REPUBLIKA.CO.ID,JAKARTA -- Wakil Presiden Republik Indonesia Jusuf Kalla mengatakan, pengelolaan pertambangan di Tanah Air harus disesuaikan dengan kontraknya. Hal ini agar pengelolaan tambang di Indonesia bisa berjalan dengan efisien.
"Karena itu, kontraknya selalu 20 tahun. (Tiap) 20 tahun diperpanjang lagi, apabila tidak memenuhi syarat maka dihentikan," ujar Jusuf Kalla di Istana Wakil Presiden, Jakarta, Senin (28/8).
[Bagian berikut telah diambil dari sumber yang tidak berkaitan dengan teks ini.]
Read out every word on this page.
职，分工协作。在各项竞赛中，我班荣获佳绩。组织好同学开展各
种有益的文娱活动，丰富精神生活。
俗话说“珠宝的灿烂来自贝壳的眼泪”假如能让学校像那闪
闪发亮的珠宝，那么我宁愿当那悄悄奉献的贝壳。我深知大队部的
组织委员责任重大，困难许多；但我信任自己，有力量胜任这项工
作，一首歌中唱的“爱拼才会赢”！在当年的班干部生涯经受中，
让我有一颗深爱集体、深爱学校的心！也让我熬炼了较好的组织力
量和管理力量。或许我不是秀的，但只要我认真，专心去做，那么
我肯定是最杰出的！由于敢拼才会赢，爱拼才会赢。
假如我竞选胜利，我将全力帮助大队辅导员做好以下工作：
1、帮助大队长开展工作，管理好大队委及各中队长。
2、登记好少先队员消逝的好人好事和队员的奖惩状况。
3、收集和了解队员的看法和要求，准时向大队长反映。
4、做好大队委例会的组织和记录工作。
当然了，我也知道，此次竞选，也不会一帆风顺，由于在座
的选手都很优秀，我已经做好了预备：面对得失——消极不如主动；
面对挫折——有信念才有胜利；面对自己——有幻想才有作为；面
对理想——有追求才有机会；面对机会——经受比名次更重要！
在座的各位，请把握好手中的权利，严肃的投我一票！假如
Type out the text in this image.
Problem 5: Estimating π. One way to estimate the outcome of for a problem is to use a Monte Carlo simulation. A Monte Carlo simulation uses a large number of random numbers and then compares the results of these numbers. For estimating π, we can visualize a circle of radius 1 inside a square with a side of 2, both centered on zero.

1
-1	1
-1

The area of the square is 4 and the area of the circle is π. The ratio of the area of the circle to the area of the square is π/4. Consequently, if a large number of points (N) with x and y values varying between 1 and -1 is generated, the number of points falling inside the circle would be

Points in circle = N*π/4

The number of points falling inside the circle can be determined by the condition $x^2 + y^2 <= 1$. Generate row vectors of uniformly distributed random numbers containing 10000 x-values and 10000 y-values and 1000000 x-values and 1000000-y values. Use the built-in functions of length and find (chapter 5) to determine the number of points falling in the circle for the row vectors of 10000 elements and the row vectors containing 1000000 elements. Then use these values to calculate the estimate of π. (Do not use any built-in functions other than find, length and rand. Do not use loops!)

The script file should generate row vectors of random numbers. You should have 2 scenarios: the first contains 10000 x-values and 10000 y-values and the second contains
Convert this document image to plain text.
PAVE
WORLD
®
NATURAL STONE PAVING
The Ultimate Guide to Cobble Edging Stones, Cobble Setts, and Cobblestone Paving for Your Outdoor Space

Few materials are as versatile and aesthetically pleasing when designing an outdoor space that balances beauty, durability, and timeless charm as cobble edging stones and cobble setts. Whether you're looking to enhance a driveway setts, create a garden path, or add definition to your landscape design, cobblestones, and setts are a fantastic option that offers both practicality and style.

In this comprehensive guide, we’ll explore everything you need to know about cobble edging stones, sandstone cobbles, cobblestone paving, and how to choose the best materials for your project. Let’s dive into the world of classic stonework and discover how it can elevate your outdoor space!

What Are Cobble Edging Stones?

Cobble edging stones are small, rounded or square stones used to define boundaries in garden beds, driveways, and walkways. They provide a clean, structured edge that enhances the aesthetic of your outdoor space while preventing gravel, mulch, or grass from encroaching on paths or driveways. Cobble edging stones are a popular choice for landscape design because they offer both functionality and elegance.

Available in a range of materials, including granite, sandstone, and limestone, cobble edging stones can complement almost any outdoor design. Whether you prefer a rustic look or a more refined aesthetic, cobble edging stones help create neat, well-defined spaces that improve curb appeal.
Jusuf Kalla menjelaskan, pengelolaan sumber daya alam Indonesia sudah dijelaskan dalam Undang-Undang Dasar Pasal 33. Dalam pasal tersebut, arti kata menguasai berarti pemerintah ikut memiliki dan ada undang-undang yang mengatur. Oleh karena itu, investasi komoditas tambang memerlukan izin dari pemerintah.
Jusuf Kalla mencontohkan, pemerintah telah menetapkan divestasi saham PT Freeport Indonesia sebesar 51 persen. Menurut Jusuf Kalla, dengan memperbesar saham pemerintah di Freeport, maka pemerintah sudah memiliki dan menguasai. "Ada unsur memiliki dengan memperbesar saham pemerintah di lembaga (Freeport) itu," ujar Jusuf Kalla.
Dia menambahkan, Indonesia dan juga negara negara lain di dunia tetap membutuhkan investasi asing di bidang pertambangan. Pemerintah tidak bisa menyiapkan investasi di bidang pertambangan karena membutuhkan modal yang besar, dan adanya keterbatasan anggaran.
"Kita butuh skill, modal, dan pasar, sehingga perlu kerja sama dengan perusahaan-perusahaan yang lebih kuat dari perusahaan Indonesia," kata Jusuf Kalla.